The New Foods available to WIC are whole grain cereals, whole grain breads, canned or dried beans, brown rice, tortillas, tofu, jarred baby foods and cash-value checks to purchase vegetables and fruits. Among the other changes are:

  • Low-or non-fat milk only. All women and children over the age of 2 now have a choice of non-fat (skim) or low-fat (1 percent) milk. Whole milk will only be issued to children who are between 12 and 24 months of age. These changes reflect WIC’s commitment to obesity prevention and provide a consistent message about healthy eating.
  • Vegetables and fruits added. Participants will be able to purchase fresh, frozen or canned vegetables and fruits. Baby vegetables and fruits are also being added.
  • Juice amounts adjusted. The amount of juice provided to women and children will be adjusted to reflect a recommended daily juice intake of no more then four ounces per day. Juice for infants has been eliminated. Excessive juice intake has been strongly associated with overweight and obesity.

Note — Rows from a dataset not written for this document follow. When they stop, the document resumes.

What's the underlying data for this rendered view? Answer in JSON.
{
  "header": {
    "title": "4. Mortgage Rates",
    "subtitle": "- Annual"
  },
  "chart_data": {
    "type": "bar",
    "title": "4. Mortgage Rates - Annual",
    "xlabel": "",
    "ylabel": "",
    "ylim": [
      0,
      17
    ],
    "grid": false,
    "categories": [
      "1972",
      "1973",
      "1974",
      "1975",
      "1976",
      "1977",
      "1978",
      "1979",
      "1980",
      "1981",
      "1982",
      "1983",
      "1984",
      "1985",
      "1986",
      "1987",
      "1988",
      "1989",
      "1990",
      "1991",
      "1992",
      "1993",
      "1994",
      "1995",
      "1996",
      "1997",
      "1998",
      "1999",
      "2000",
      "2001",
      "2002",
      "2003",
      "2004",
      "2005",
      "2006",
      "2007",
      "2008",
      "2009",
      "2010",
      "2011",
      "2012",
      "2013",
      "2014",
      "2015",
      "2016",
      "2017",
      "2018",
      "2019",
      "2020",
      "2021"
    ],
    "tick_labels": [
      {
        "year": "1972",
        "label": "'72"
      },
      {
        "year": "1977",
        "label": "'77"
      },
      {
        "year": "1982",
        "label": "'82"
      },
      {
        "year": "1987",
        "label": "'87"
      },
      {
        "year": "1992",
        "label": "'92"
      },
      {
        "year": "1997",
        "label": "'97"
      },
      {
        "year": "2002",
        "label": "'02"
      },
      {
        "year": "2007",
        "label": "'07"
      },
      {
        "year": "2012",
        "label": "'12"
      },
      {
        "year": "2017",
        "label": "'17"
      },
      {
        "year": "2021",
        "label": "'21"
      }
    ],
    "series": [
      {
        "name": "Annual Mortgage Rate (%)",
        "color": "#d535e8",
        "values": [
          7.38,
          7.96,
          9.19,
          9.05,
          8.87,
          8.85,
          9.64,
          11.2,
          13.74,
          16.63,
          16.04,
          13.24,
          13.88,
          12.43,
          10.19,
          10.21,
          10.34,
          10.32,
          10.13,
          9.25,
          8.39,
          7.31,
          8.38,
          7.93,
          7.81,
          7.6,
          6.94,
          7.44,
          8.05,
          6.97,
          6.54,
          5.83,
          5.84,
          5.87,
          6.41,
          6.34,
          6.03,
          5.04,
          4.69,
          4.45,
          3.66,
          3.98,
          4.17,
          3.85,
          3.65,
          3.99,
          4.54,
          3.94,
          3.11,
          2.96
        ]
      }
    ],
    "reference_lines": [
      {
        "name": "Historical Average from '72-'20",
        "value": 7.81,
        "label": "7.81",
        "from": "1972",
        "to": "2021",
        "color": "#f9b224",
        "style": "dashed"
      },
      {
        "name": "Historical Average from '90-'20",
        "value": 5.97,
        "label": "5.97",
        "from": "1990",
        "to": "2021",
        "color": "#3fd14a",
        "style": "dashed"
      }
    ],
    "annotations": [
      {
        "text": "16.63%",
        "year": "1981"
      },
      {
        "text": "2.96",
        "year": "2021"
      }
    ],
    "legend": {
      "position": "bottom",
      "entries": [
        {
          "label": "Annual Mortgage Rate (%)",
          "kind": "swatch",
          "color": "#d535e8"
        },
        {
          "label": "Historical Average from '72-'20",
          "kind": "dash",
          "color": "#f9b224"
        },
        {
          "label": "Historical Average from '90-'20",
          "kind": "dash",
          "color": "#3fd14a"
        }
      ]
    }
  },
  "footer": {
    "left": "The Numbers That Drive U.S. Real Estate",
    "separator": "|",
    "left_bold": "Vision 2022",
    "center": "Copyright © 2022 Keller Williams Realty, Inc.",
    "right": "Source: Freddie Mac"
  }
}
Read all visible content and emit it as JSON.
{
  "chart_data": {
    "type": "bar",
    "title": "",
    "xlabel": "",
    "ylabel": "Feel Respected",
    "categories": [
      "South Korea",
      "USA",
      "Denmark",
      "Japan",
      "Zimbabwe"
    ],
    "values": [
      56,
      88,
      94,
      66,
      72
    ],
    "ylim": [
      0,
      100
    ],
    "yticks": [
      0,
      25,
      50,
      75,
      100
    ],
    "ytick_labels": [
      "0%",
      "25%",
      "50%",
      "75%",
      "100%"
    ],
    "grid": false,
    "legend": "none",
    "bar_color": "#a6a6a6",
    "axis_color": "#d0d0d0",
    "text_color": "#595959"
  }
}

In total, the new WIC foods are lower in fat and higher in fiber, and some substitutions are available to meet cultural preferences, with more options possible in the future. These changes will help families meet the Dietary Guidelines for Americans set by the U.S. Department of Health and Human Services, the Healthy People 2010 Objectives set by the Centers for Disease Control and Prevention and will follow the American Academy of Pediatrics recommendations for infants.

WIC will continue to promote successful, long-term breastfeeding. The new WIC food package offers new incentives for fully breastfeeding mothers and infants, because breastfeeding is considered by the healthcare community to be the best way to provide nutrition to infants.

“Nearly 40% of all babies born in the Commonwealth access WIC services at some point in their infancy” said the WIC Director, Judy Hause. “The Massachusetts WIC Program is a national leader in nutrition innovation and we are confident that the needs of the 217,811 WIC participants we serve annually will be met by offering WIC families a wide variety of healthy, culturally appropriate and family friendly food choices”

WIC is a nutrition program in the Massachusetts Department of Public Health that provides nutrition and health education, free nutritious food and access to health care to low- to moderate-income pregnant women, infants and children under five.